What is an Unconference?
Unconferences are events run by participants. Attendees set the agenda for what’s discussed, lead the sessions and workshops that fill the schedule, and create an environment of innovation and productive discussion.
Every unconference is different, but there are some common tips and tricks that you can use to have an awesome experience — whether you’re attending Bmore Historic or any other event like it.
Unconference 101 – Norms & Tips
Proposing & Leading a Good Session
The best unconference sessions are led by people who see themselves as facilitating a conversation, not giving a presentation. Sure, you can start by sharing your experience, challenge, new idea or thesis, but remember to be inclusive of your attendees. Set clear goals at the top of your session, make sure all attendees introduce themselves, assign a notetaker, then let the conversation unfold.

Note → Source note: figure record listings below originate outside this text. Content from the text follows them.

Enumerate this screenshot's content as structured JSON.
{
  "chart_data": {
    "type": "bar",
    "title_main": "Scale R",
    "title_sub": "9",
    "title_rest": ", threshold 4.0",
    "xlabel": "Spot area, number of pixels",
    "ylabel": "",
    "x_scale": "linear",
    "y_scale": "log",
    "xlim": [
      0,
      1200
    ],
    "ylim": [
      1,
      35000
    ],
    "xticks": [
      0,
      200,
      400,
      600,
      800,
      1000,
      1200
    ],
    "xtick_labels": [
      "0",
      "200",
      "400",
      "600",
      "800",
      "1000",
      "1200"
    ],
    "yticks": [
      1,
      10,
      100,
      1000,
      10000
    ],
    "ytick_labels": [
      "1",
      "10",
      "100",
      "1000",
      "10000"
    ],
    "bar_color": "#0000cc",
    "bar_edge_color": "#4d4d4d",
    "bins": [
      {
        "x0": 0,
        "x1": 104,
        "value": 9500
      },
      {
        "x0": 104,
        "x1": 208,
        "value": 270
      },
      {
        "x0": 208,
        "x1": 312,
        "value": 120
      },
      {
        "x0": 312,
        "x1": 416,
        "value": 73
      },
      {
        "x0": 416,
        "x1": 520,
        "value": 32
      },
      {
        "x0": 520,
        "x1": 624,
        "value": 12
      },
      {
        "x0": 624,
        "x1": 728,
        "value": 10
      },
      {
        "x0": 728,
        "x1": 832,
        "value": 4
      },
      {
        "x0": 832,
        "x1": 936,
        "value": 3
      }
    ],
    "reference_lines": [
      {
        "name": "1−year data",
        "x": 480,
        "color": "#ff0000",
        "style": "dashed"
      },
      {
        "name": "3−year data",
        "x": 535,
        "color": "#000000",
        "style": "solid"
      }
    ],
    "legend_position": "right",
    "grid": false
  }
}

A Note on the Importance of Notetaking
Bmore Historic encourages participants to contribute to a shared set of notes for each session. Assign a notetaker at the start of your session so folks outside the room (and the event) can benefit from your conversation and those in the room can keep track of the dialogue later.
We use Google Docs to take notes and when Bmore Historic begins you will find a folder to keep and share those notes here.
Being a Good Attendee
Every attendee contributes to the environment and thought-leadership of an unconference. When you walk into a session, remember that you are a participant and not a member of the audience, so be sure to contribute your voice. Ask questions, raise ideas, be brave. If, however, you find that you are contributing a lot and the people around you are staying quiet, step back and give them space to speak. Listening is just as big a part of conversation as speaking.
The Key? Creativity + Comfort
Have fun. Be comfortable. Bring a power point, but go off script. Speak to strangers. Go to a session about something you know nothing about just to learn. Open your mind. Listen. Enjoy yourself.
This introduction to unconferences is adapted from the TransparencyCamp Tips page.